One of the first patches for Fallout 76 infamously added bugs and lowered online stability, leading to more disconnects during gameplay. Despite the balance changes and list of tweaks, players are still running into stability issues, like the inability to move upon login or infinite loading screens. In addition, old bugs that were fixed in previous patches have returned. Bobby pins originally weighed 0.1 pounds. They were a useful item for lockpicking, but the weight made them too heavy to have a ton in your inventory. Bethesda rebalanced bobby pins to weigh 0.001 pounds, but yesterday's patch reset them to 0.1 pounds again. The return of the bug has players hazarding that Bethesda actually went back to an older version of the game.
"I'm a pretty patient person, and have been willing to wait for improvements. But learning now that I'm going to have to find 30 lbs of stash/carry space just to deal with a bobby pin bug that had already been fixed broke me," says Redditor Pukunui.
"Further evidence (beside bobby pin weight) that they just rolled back to a previous patch is that my powered doors no longer work. Interacting with the button doesn't open a menu, just like before the fix. I would love to say, 'this is getting ridiculous,' but it started out that way; now it's just getting sad," says another Redditor.
One member of the community noted that while Fallout 76 isn't in top shape, Bethesda continues to add new items to the Atom Store. These are cosmetic items purchased with real money, like unique costumes and armor colors. Another poster asked for a public test server before releasing full patches, another system that's common in titles like World of Warcraft and PlayerUnknown's Battlegrounds.
Bethesda hasn't been entirely silent. Associate community manager Devann "Lady Devann" Winters has been very active on the Fallout 76 forums and Fallout 76 subreddit, attempting to address issues as best she can. Players did notice her outpouring of effort in regards to all of the complaints.
"I've been reading over this thread trying to think of something meaningful I can say to ease the feelings of [the original poster], but I know it will all come off pretty empty right now. All I can say, Bobby, is we take this feedback seriously and to heart, and that we appreciate all the hours you've placed in this game and hope to see you back. You are not just a player but a member of the community and we thank you deeply for that," she says in regards to one thread.

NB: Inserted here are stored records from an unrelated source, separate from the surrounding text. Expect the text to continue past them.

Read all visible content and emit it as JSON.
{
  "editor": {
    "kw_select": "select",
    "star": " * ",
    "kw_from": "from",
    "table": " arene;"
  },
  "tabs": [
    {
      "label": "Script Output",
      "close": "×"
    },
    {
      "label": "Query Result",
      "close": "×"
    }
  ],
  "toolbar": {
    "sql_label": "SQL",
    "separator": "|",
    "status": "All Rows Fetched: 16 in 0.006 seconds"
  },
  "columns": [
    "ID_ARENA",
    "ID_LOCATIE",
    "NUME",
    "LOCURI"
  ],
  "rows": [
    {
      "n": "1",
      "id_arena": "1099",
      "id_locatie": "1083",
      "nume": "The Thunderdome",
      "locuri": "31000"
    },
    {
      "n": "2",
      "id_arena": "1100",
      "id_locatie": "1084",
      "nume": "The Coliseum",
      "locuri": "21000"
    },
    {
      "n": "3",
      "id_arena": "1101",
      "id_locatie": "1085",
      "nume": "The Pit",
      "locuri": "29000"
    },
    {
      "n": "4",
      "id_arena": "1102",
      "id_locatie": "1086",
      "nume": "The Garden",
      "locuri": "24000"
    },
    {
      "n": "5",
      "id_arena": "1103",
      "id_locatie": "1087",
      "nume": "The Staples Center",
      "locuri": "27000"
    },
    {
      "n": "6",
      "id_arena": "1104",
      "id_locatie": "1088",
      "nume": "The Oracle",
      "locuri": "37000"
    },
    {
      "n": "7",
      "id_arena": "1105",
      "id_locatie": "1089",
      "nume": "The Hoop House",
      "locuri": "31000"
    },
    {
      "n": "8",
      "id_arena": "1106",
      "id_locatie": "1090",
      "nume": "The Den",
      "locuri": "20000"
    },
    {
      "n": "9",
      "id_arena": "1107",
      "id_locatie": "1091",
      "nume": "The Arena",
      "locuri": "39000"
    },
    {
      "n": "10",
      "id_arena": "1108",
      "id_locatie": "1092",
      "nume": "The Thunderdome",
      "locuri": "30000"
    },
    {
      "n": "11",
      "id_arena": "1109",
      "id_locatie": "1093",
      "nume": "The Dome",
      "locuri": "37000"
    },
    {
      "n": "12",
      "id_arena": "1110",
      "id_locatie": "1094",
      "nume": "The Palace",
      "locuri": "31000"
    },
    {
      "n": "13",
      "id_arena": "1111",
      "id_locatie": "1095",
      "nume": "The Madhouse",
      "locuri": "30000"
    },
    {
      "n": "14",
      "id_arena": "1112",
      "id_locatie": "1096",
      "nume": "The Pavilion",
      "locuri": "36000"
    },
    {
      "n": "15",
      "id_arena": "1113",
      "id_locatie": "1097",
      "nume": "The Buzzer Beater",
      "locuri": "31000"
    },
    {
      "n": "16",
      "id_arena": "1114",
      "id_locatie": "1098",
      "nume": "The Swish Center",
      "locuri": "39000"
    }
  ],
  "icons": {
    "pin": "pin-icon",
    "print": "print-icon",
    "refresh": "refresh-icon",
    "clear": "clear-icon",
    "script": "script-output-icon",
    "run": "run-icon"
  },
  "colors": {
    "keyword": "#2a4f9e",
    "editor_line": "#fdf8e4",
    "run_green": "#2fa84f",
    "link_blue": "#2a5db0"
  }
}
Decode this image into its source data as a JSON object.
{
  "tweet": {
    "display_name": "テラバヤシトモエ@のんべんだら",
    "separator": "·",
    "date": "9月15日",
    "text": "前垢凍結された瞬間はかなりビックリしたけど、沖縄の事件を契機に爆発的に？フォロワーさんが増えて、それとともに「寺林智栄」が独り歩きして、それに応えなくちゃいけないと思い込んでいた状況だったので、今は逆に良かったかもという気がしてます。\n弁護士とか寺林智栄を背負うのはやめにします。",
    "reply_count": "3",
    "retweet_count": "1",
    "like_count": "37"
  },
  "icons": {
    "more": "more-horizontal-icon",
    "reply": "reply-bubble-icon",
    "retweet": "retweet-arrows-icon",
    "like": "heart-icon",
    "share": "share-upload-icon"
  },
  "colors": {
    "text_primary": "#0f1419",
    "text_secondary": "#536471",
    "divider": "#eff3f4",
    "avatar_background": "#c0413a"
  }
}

Despite that, most of the threads on the Fallout 76 official forums and Fallout 76 subreddit are negative right now. There were negative threads and posts before, but they were light in comparison to avid, fervent fans defending the game. Now, the tide has seemingly turned. In a previous article, I noted that Bethesda stuck with The Elder Scrolls Online, improving it over the course of two years to deliver an excellent MMO that lives up to the franchise name. Fallout 76 might turn out the same, but how much of the community will still be around then?
"I hate to say this, but I think this patch is the straw that broke the camel's back for me as well. I've done nothing but keep a positive mindframe and outlook for this game," begins Redditor Belyal. "I'm just tired of making excuses for this game. I'm sorry Bethesda. I gave it my all and you clearly only saw FO76 as a means to try to squeeze our wallets and never seemed to really care about this game as much as the fans have. Hopefully this is only a 'see you soon' and not a goodbye."